Sometimes, this does not work. There are situations in which universal software design patterns are not appropriate at all. I am not going to talk about that right now. Rather, what I can say is that it is possible to take software objects structures and software design patterns for granted. That is to say, you read the 1994 Design Patterns book, several other books on software design patterns and, most especially, Martin Fowler’s Patterns of Enterprise Architecture, and one day find that you are using design patterns intuitively and now have totally forgotten the origins of what you do or why you do what you do. That is where I ended up.

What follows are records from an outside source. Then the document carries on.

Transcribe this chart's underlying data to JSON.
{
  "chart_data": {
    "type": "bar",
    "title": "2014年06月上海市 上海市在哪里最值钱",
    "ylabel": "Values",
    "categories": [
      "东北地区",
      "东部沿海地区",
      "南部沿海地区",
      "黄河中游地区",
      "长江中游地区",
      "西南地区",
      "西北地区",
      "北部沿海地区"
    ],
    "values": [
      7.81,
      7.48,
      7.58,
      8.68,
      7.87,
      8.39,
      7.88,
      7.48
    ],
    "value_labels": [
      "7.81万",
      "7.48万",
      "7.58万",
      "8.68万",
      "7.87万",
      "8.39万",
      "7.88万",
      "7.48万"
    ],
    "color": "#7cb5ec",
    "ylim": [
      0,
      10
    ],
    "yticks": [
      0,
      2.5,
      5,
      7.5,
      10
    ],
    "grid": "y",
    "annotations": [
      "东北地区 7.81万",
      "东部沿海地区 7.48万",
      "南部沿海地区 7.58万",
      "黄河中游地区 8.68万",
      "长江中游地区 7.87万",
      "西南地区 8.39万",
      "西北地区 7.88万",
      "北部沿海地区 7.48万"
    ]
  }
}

It is good to find a book that covers old ground again in a more up-to-date way that is cleaner, clearer, and better aligned to the conditions of today. Robert Nystrom does well to restate the classic software design patterns in conventional language that also accounts for the realistic scenarios to which those patterns could apply. He does not assume that the patterns are free of context because in reality, they are not. He does help sustain the relevance of software design patterns as a common vocabulary about the structure of software, at least in corporate IT and certain segments of commercial software development, and he makes the topic of software design, or at least, how you put a program together in concept more accessible through a very accessible discussion supported by well delivered examples.